Is The U.S. Senate Broken?


I am hoping that one or two readers will recall the famous filibuster that took place in Allen Drury’s “A Shade Of Difference” when Senator Seab Cooley took the Senate floor and talked….and talked.   The fact he died soon thereafter was also a memorable moment.  I have much fondness for the entire  series of books by Drury that started with “Advise and Consent”.  The filibuster was a one-time event in the  Congress that Allen Drury created.  Today the threat of a Senate filibuster over every issue makes a mockery about the original purpose of such an action.  Because there is such a huge divide between the set of books that Drury wrote and the politics over the past 20 years I have placed the 6-set series on top of a bookshelf in a place of honor.  Throughout the Drury-written pages there is political intensity that always finds a middle path between the two parties.  Strong philosophical differences play out on the pages, but there are always brighter minds that find common ground. 

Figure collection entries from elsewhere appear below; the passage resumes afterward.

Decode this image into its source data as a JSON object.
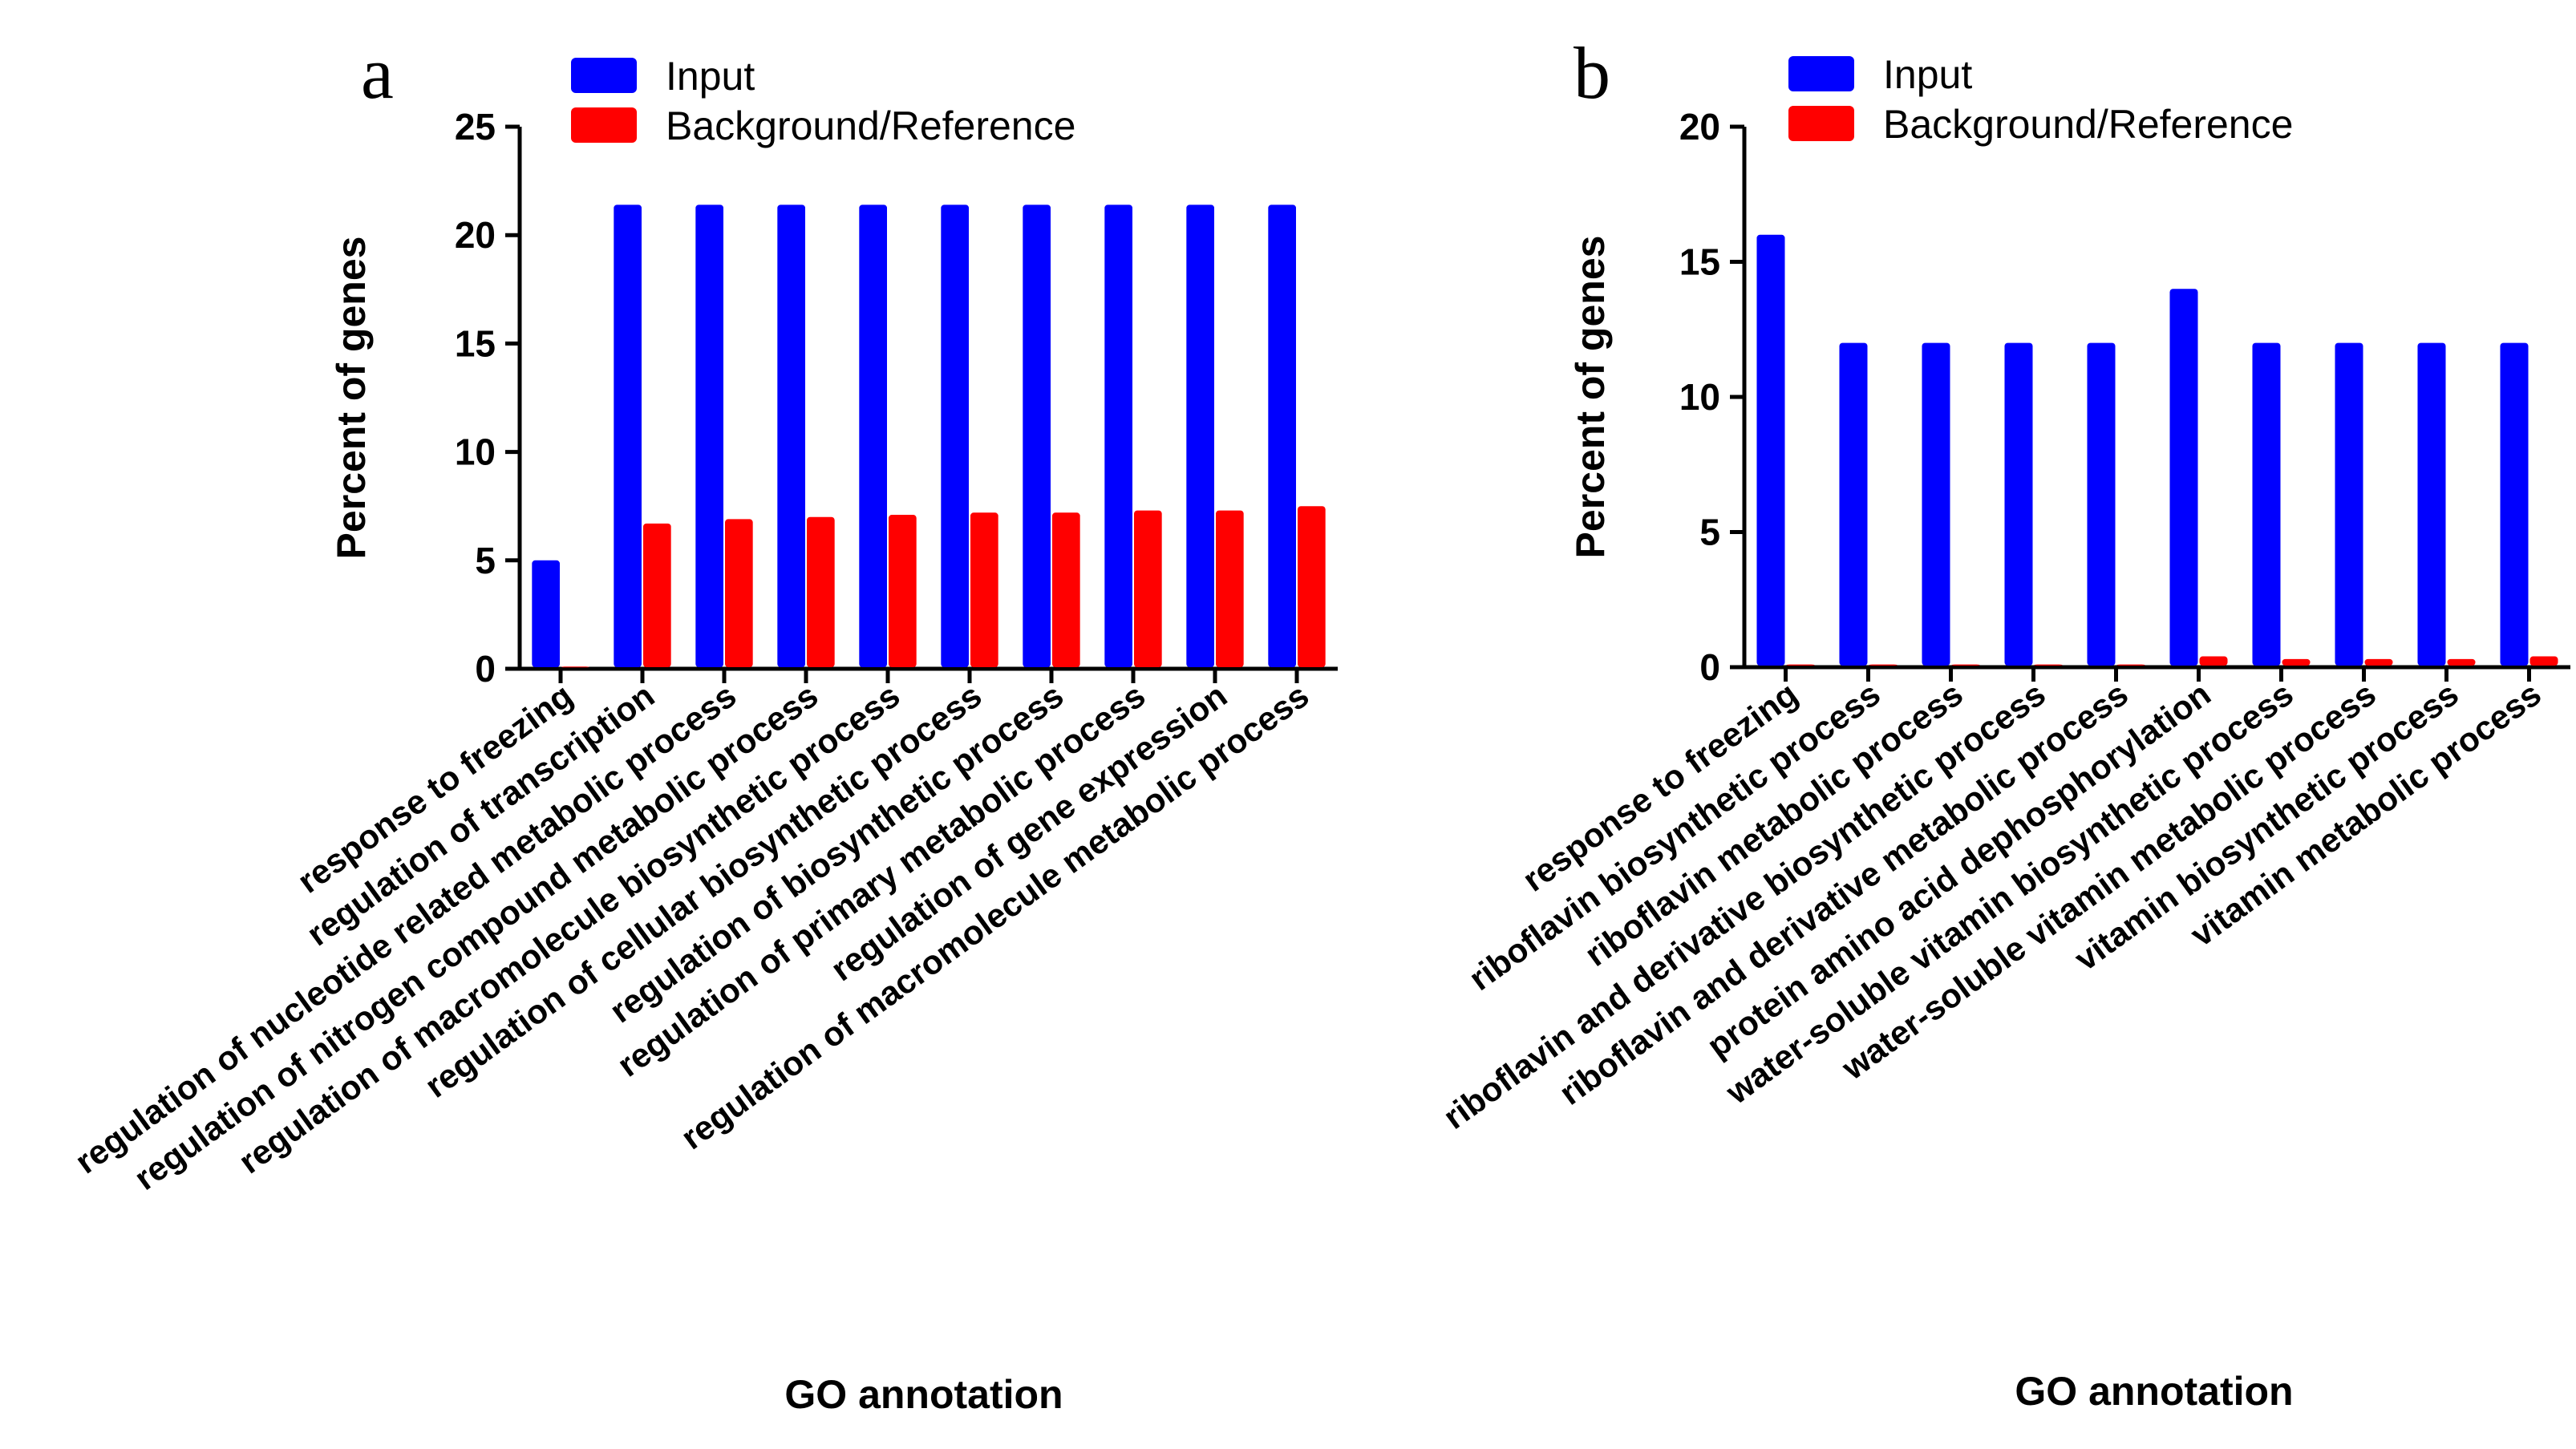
{
  "chart_data": [
    {
      "panel": "a",
      "type": "bar",
      "title": "",
      "xlabel": "GO annotation",
      "ylabel": "Percent of genes",
      "ylim": [
        0,
        25
      ],
      "yticks": [
        0,
        5,
        10,
        15,
        20,
        25
      ],
      "grid": false,
      "legend_position": "top-left",
      "categories": [
        "response to freezing",
        "regulation of transcription",
        "regulation of nucleotide related metabolic process",
        "regulation of nitrogen compound metabolic process",
        "regulation of macromolecule biosynthetic process",
        "regulation of cellular biosynthetic process",
        "regulation of biosynthetic process",
        "regulation of primary metabolic process",
        "regulation of gene expression",
        "regulation of macromolecule metabolic process"
      ],
      "series": [
        {
          "name": "Input",
          "color": "#0000ff",
          "values": [
            5.0,
            21.4,
            21.4,
            21.4,
            21.4,
            21.4,
            21.4,
            21.4,
            21.4,
            21.4
          ]
        },
        {
          "name": "Background/Reference",
          "color": "#ff0000",
          "values": [
            0.1,
            6.7,
            6.9,
            7.0,
            7.1,
            7.2,
            7.2,
            7.3,
            7.3,
            7.5
          ]
        }
      ]
    },
    {
      "panel": "b",
      "type": "bar",
      "title": "",
      "xlabel": "GO annotation",
      "ylabel": "Percent of genes",
      "ylim": [
        0,
        20
      ],
      "yticks": [
        0,
        5,
        10,
        15,
        20
      ],
      "grid": false,
      "legend_position": "top-left",
      "categories": [
        "response to freezing",
        "riboflavin biosynthetic process",
        "riboflavin metabolic process",
        "riboflavin and derivative biosynthetic process",
        "riboflavin and derivative metabolic process",
        "protein amino acid dephosphorylation",
        "water-soluble vitamin biosynthetic process",
        "water-soluble vitamin metabolic process",
        "vitamin biosynthetic process",
        "vitamin metabolic process"
      ],
      "series": [
        {
          "name": "Input",
          "color": "#0000ff",
          "values": [
            16.0,
            12.0,
            12.0,
            12.0,
            12.0,
            14.0,
            12.0,
            12.0,
            12.0,
            12.0
          ]
        },
        {
          "name": "Background/Reference",
          "color": "#ff0000",
          "values": [
            0.1,
            0.1,
            0.1,
            0.1,
            0.1,
            0.4,
            0.3,
            0.3,
            0.3,
            0.4
          ]
        }
      ]
    }
  ]
}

Reading about fictional characters may be the only way to find common ground in Washington anymore.  

Remember the days in civics class when we were told the majority party in the United States Senate could pass legislation with 51 votes?  Over the years as the political fractures in our nation intensified there is no longer any ability for a majority party to effectively govern.  Now everything is threatened to be filibustered, requiring 60 votes to do anything……including naming a courthouse. 

Exasperated House Democratic leaders have compiled a list showing that they have passed 290 bills that have stalled in the Senate.   

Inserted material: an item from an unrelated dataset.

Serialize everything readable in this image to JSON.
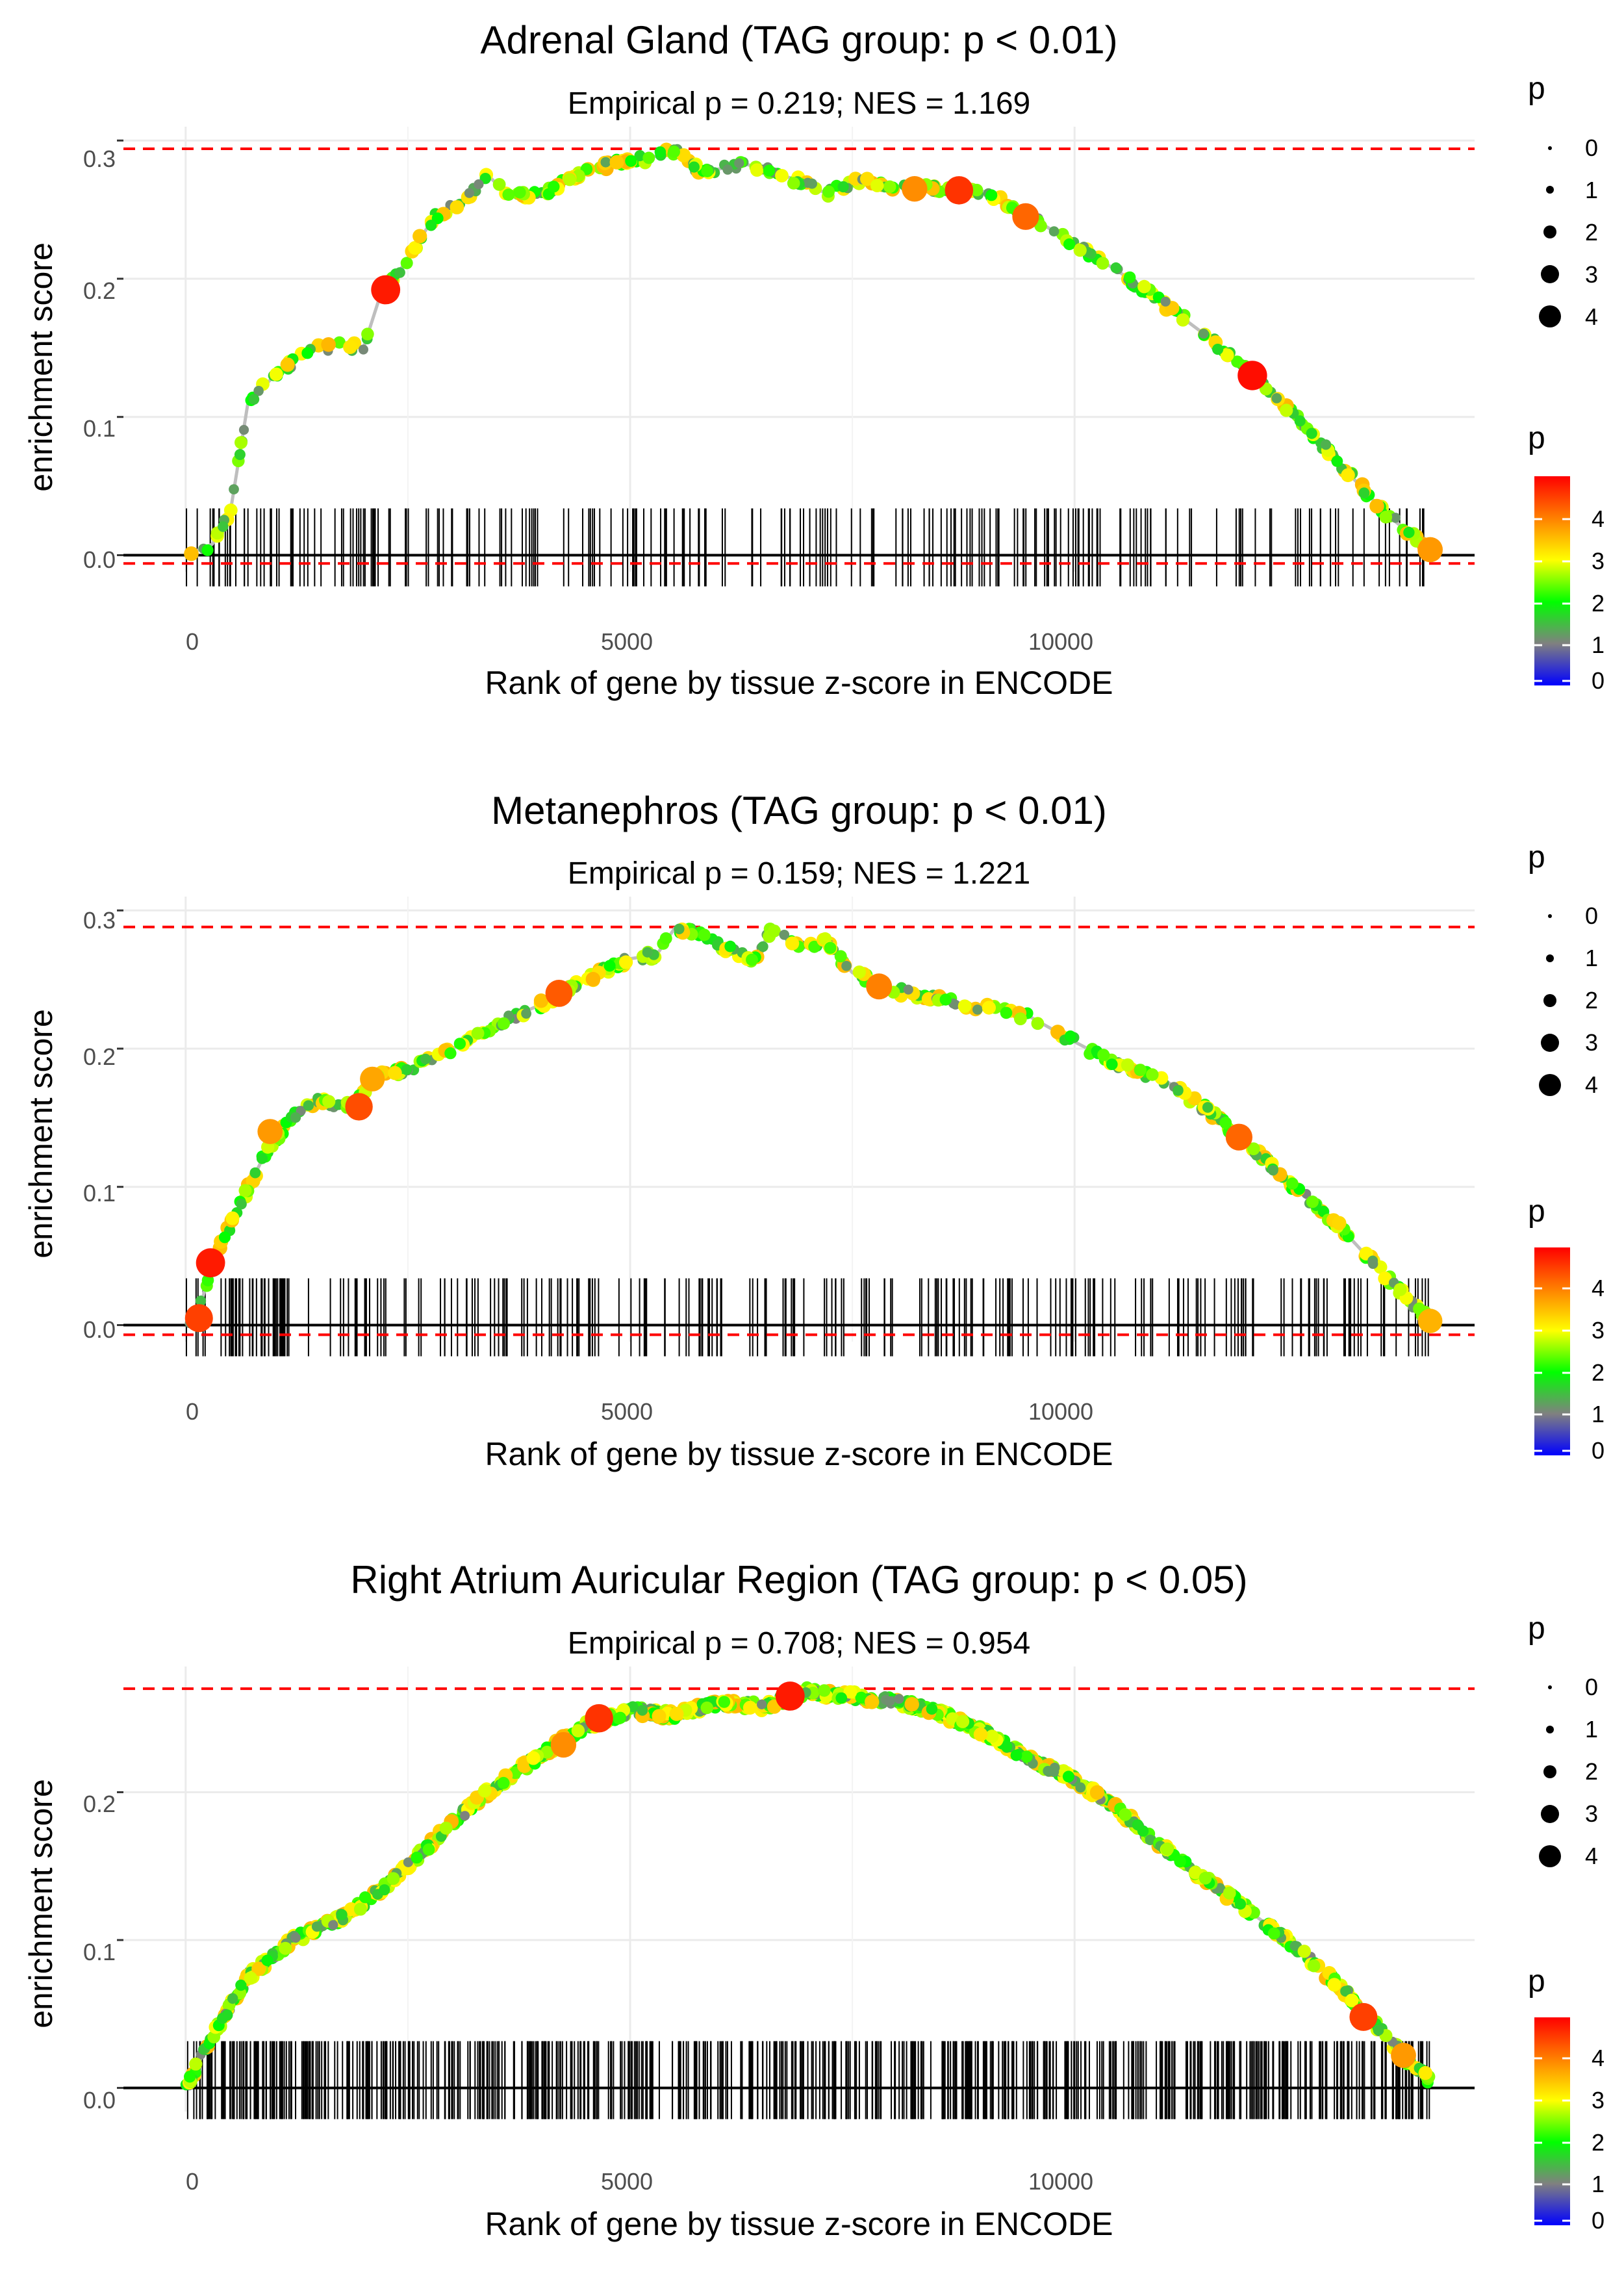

The list is the latest sign that Democrats in the lower chamber are frustrated with their Senate counterparts. 

The list of stalled bills includes both major and minor legislation: healthcare reform; climate change; food safety; financial aid for the U.S. Postal Service; a job security act for wounded veterans; a Civil War battlefield preservation act; vision care for children; the naming of a federal courthouse in Iowa after former Rep. Jim Leach (R-Iowa); a National Historic Park named for President Jimmy Carter; a bill to improve absentee ballot voting; a bill to improve cybersecurity; and the Wall Street Reform and Consumer Protection Act. 

Reid, like Pelosi, blames Republicans for the legislative logjam. In a speech late Monday on the Senate floor, he took the GOP to task for opposing a job-growth bill pending before the chamber, and said Republicans are abusing the filibuster.“We had to file cloture some 70 times last year,” Reid said. “Seventy times. That’s remarkably bad. Let’s change that.” 

There are so many issues to deal with but the hyper-politicizing of every aspect of governing has stopped the wheel from turning.  There are legitimate reasons for the angst than many feel about government.  I think it has far less to do with the actual piece of legislation, and far more to do with the process that attempts to grind out a bill.  The current situation proves my point.